Estimating IAS losses using survey responses doubled the cost estimate based on literature alone. This was due to a combination of responses from countries that are underrepresented in the literature and additional estimates for almost all pests, and highlights the need for more information on IAS impacts in Africa. For species that have been present in Africa for less than 10 years (Spodoptera frugiperda, Phthorimaea absoluta), it is possible that current research, that was reported through the survey, has not yet been published, and therefore the costs found in the literature do not present the current economic cost of these species. Research into species that are newly invasive in an area commonly focuses on the biology, potential yield loss and possible control methods for that species, rather than the economic impact. For example, only one of the top ten studies on S. frugiperda in Africa quantified the potential economic loss caused by the species (Abrahams et al. 2017). Furthermore, the longer a species has been present the better or more cost-effective the management interventions become. However, if a resurgence of damage caused by a species occurs, e.g. P. manihoti damage has increased over the past five years in certain areas (Bisimwa et al. 2019; Fening et al. 2014), this may not be widely reported in the literature yet, and only reported through the survey results. In addition, the value of the crop affected by the IAS will have an effect on the economic losses reported. For example, P. absoluta is a serious pest of tomato, a key cash crop for much of Africa, so any yield loss caused by the species has serious economic and financial consequences for the farmers involved (Aigbedion-Atalor et al. 2019). These costs are likely to have been reported by survey respondents, as the broad-scale impact being experienced by farmers were widely reported in the media and through agricultural websites, but there is limited reporting of these costs in the literature so far (Rwomushana et al. 2019).

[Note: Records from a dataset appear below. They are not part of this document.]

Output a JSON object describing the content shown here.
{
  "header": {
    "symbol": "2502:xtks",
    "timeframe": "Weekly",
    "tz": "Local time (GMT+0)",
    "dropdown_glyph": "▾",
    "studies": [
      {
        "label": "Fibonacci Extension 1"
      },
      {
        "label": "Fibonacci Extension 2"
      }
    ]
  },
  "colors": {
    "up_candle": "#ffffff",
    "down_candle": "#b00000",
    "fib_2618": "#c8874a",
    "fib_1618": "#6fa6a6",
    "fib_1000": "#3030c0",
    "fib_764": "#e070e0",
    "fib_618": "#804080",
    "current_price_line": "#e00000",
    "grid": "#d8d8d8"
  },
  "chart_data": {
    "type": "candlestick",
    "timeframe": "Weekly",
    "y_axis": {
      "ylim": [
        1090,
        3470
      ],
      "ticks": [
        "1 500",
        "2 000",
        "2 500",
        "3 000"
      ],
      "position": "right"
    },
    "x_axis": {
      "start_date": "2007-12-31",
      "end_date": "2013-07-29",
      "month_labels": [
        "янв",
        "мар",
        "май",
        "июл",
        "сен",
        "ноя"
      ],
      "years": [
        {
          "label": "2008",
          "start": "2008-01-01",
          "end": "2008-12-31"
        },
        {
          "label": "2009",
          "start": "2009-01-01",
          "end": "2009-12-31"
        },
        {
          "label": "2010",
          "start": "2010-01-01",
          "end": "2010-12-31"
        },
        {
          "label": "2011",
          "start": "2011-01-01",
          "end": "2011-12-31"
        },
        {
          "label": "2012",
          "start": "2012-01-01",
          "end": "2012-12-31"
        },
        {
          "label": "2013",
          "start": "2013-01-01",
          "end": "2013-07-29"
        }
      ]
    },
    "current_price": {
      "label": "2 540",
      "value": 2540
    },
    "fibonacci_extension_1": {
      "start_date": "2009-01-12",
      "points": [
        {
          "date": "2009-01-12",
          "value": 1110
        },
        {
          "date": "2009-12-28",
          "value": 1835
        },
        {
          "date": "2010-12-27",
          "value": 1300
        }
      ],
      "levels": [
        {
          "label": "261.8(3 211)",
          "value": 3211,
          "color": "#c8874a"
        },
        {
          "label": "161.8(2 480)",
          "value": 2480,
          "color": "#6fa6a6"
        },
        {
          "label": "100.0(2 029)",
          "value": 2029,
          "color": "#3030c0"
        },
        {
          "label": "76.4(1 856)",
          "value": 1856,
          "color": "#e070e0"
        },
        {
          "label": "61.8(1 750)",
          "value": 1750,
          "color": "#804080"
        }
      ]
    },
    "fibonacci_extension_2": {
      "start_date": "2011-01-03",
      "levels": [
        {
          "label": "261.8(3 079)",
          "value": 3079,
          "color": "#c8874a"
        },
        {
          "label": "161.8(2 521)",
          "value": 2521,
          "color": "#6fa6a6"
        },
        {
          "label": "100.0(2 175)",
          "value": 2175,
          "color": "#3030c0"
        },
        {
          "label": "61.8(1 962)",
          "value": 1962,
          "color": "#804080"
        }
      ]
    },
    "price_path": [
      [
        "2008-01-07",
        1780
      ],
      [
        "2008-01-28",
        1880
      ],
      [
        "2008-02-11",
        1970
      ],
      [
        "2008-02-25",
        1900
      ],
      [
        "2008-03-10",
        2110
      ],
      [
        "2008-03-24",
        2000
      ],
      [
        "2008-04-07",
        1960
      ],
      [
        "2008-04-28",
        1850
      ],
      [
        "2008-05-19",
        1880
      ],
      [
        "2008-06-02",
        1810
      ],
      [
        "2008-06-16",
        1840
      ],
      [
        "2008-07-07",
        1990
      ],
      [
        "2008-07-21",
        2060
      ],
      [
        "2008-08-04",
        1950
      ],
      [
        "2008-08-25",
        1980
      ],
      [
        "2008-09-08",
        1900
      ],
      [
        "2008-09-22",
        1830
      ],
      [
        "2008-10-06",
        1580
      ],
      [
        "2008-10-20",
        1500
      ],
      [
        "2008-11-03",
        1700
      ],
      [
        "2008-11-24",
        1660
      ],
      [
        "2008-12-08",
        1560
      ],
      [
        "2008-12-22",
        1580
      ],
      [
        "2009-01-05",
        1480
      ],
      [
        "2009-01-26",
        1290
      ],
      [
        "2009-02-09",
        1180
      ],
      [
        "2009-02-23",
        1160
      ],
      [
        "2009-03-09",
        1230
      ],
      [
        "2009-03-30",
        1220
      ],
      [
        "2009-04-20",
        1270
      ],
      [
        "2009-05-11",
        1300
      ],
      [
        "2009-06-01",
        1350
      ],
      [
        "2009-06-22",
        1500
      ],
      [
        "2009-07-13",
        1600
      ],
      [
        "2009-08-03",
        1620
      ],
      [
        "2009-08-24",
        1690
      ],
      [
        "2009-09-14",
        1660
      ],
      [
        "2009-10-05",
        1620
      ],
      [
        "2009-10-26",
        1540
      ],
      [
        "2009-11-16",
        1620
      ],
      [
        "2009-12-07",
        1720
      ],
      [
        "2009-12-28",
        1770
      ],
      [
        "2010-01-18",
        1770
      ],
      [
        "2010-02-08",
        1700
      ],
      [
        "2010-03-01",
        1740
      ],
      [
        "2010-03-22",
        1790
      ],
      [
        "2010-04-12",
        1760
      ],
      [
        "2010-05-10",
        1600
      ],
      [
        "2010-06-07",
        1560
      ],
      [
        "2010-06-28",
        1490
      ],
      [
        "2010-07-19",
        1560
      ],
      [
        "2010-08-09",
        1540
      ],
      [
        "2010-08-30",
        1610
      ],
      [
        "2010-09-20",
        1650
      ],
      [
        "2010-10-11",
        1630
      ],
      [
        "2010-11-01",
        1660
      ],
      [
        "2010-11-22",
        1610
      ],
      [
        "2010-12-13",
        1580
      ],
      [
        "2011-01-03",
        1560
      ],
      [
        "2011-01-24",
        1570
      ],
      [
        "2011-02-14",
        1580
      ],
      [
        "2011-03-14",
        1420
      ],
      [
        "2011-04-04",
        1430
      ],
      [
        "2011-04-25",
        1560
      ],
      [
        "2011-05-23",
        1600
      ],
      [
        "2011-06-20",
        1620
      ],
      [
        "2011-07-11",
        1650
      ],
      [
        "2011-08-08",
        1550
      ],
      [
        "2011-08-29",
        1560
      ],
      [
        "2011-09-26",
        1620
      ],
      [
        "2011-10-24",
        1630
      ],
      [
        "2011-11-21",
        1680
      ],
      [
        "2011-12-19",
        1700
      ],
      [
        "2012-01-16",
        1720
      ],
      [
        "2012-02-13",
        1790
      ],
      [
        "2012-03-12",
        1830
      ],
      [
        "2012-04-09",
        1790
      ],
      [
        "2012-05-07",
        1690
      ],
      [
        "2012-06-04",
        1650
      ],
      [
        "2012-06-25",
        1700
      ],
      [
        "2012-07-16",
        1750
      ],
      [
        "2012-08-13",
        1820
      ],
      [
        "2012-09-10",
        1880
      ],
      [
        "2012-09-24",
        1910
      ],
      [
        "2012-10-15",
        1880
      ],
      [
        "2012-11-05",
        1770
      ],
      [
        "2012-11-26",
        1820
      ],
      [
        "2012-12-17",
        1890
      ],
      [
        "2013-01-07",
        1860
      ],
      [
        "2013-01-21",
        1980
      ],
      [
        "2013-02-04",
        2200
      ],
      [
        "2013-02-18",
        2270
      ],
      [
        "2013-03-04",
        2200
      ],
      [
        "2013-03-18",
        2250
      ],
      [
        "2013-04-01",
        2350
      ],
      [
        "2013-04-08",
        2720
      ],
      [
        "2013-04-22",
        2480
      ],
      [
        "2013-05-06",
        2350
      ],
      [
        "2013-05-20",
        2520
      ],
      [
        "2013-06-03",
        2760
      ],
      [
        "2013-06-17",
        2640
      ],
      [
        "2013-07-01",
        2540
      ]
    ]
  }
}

There is a possibility that survey respondents gave information on the species they work on and unintentionally overestimated the loss in the absence of rigorous data. Perception data is unlikely to be as accurate as field measurements, but we have no reason to believe that higher estimates following inclusion of survey results as basis for the calculations were due to systematic overestimation. We assessed this by comparing loss and abundance data obtained from literature and the survey for P. absoluta and S. frugiperda. While it is true that the loss estimates were higher in the survey results for S. frugiperda (0.54 ± 0.10 vs. 0.27 ± 0.05; mean ± SE per country), there was also more variation that allowed us to generate low, mid and high estimates, which was in most cases absent from the literature. Moreover, the estimates for abundance of the pest were much lower and more differentiated than what could be deducted from the literature (0.63 ± 0.10 vs. 1.00 ± 0.00). A similar pattern was found for P. absoluta: the loss estimates were higher in the survey results (0.66 ± 0.09 vs. 0.49 ± 0.05), and the estimates for abundance of the pest were much lower and more differentiated than in the literature (0.54 ± 0.10 vs. 1.00 ± 0.00). However, when loss was calculated based on these values (loss caused * abundance), we found no such obvious difference between literature and survey results (for example: in S. frugiperda 0.27 ± 0.05 vs. 0.32 ± 0.08; in P. absoluta: 0.49 ± 0.05 vs. 0.41 ± 0.10). Thus, the difference in the estimates (Table 5) came from the extrapolation, where values for loss for data deficient countries were adopted from countries with the most similar agro-ecological zones. When survey results were included, the extrapolation was based on more countries than the small sample for which only literature data were available (for S. frugiperda: four vs 12 countries, for P. absoluta: three vs. seven countries). Hence, the higher estimated costs when survey data were used appear to be the result of the more robust data obtained by conducting the survey, which clearly increased the number of countries for which data are available and increased detail, and not due to a difference in survey and literature data.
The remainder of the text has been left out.